Betweenness

Oliver Laric

Betweenness, 2018‑2021

The practice of Oliver Laric is based on the idea of variation, where matter and form are never fixed and instead subject to continuous transformation and becoming. Also, Betweenness, Laric’s immersive animation, questions the permanence of forms, pointing to their variation, multiplication, and hybridization through time. Objects, animals, and humans are no longer static or even clearly distinguishable entities. They are depicted as hybrid creatures, which mutate from character to character, from person to object, or from animal to machine. Human and non-human classification is rendered obsolete, favoring instead a more complex understanding of organisms and their interdependencies.

Developed through a method of a defined set of black lines set against a white background, the animation is made through the changing position of these lines over time as part of a vector graphic. They draw silhouettes of people, animals, organisms, which morph into one another, creating a cosmos of matter, and a sense of becoming. Accompanied by a soundtrack composed by Ville Haimala, with whom Laric regularly collaborates, the work functions as a visual poem where traditional hierarchies between animal and human have been blurred, and where hierarchy imposed upon our understanding of nature as the Other and subject to domination and power imposition has been rendered obsolete.

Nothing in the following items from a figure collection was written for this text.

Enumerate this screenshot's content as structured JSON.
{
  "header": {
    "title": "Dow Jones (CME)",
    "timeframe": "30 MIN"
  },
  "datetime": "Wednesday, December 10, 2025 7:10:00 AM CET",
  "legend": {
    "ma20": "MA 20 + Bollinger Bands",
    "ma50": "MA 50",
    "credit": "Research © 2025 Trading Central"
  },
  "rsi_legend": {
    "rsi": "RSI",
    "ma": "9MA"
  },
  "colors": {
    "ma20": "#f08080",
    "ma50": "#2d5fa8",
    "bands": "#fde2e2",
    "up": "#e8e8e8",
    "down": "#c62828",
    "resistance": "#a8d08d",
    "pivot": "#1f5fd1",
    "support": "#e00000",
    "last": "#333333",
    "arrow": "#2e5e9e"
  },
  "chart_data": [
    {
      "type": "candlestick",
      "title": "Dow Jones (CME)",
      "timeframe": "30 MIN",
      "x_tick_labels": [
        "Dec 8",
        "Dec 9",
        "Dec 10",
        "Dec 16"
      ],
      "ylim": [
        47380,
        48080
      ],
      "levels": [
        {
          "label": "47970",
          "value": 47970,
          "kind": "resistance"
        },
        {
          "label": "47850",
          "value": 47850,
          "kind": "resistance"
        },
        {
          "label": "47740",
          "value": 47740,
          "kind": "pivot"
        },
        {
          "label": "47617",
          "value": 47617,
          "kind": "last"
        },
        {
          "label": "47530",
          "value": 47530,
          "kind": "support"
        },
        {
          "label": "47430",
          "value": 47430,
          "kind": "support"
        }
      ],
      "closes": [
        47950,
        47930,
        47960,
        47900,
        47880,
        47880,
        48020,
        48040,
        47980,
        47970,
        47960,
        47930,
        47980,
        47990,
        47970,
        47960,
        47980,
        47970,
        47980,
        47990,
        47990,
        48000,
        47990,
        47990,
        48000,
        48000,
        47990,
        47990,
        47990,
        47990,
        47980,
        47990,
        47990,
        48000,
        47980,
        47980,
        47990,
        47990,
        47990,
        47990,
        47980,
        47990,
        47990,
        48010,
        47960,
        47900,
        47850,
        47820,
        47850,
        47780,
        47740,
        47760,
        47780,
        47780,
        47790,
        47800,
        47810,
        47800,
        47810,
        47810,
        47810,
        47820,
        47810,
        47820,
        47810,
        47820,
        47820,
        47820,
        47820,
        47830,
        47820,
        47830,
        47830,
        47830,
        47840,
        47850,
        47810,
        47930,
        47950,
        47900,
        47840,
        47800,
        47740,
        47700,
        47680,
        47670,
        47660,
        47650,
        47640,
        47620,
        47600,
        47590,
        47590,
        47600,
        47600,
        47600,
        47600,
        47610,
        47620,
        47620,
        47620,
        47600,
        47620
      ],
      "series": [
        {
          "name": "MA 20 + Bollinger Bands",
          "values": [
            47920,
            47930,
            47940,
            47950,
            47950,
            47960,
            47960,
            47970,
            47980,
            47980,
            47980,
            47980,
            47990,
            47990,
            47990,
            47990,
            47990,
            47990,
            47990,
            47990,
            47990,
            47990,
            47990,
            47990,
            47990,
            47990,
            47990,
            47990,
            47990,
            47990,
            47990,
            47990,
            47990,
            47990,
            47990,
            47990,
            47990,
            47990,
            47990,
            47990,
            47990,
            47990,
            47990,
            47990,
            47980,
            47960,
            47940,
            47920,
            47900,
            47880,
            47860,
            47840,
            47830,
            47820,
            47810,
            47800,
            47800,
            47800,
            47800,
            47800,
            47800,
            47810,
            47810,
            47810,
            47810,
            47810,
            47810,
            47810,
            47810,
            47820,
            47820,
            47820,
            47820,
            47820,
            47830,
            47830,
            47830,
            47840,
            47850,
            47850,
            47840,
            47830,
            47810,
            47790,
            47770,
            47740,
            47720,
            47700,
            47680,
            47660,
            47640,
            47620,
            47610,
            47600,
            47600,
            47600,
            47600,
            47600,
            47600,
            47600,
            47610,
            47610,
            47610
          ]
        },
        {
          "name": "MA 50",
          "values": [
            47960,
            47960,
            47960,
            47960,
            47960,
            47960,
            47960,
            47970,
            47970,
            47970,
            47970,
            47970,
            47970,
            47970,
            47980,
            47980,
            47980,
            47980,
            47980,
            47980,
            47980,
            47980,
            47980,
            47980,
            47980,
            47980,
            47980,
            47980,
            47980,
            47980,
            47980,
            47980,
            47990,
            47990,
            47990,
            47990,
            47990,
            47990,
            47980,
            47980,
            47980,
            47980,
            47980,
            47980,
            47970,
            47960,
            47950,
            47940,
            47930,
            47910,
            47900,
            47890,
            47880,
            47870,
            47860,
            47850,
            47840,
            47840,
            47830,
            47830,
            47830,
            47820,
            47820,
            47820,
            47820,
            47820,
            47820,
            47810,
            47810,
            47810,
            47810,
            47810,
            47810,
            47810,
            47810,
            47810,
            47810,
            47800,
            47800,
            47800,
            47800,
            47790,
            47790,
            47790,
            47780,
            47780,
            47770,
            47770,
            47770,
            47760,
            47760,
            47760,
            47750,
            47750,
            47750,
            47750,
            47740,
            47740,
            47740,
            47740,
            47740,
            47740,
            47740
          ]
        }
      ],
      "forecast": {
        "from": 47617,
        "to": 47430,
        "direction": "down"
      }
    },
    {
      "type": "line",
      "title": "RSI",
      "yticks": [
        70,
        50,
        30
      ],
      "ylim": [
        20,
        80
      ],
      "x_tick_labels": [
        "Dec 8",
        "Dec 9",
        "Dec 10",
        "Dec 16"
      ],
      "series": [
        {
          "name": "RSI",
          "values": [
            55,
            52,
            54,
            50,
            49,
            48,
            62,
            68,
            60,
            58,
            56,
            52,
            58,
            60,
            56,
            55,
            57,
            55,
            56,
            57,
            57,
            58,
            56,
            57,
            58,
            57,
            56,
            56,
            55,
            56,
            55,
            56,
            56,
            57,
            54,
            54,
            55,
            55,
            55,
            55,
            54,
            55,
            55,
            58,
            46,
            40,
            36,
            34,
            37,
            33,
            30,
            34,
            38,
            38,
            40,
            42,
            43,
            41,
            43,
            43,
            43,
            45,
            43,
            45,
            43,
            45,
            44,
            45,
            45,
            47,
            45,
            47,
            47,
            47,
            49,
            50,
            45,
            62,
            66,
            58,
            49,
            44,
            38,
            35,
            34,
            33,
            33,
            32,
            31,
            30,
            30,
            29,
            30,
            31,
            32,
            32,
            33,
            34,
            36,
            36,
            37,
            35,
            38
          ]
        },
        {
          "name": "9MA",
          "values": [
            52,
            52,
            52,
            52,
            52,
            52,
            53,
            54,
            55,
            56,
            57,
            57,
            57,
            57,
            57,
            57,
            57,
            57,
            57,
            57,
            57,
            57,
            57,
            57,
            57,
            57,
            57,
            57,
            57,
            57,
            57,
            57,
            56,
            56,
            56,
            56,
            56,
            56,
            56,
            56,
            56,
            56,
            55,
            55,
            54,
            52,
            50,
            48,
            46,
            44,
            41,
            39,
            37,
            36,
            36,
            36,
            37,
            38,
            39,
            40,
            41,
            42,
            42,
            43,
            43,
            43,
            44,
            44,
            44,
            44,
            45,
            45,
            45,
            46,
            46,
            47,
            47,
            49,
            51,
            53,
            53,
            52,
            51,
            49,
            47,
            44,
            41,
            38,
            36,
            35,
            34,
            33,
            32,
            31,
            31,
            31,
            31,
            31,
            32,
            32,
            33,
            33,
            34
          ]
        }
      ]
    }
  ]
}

Oliver Laric has exhibited his work at S.M.A.K. (Ghent), Museum of Contemporary Art Cleveland, Guggenheim (Bilbao, Spain), São Paulo Biennale, ICA Boston, Centre Pompidou (Paris), Whitechapel Gallery (London), ExtraCity Kunsthalle (Antwerp), Kunstlerhouse Benthanien (Berlin), Palais de Tokyo (Paris), Saint Louis Art Museum (St. Louis, Missouri), among others. Laric's work is part of the collection of the Walker Art Center (Minneapolis, MN), Nouveau Musée National de Monaco (Monaco), MUMOK (Vienna), Ferdinandeum (Innsbruck, Austria), Kunsthaus Bregenz (Bregenz, Austria), The Collection Museum (Lincoln, UK), Kunstsammlung (Dusseldorf, Germnay), Museum für Moderne Kunst (Frankfurt, Germany), Cleveland Art Museum (Cleveland, Ohio), Hirshhorn Museum and Sculpture Garden (Washington, D.C.), Stedelijk Museum (Amsterdam), Frac Bretagne (Rennes, France), among others.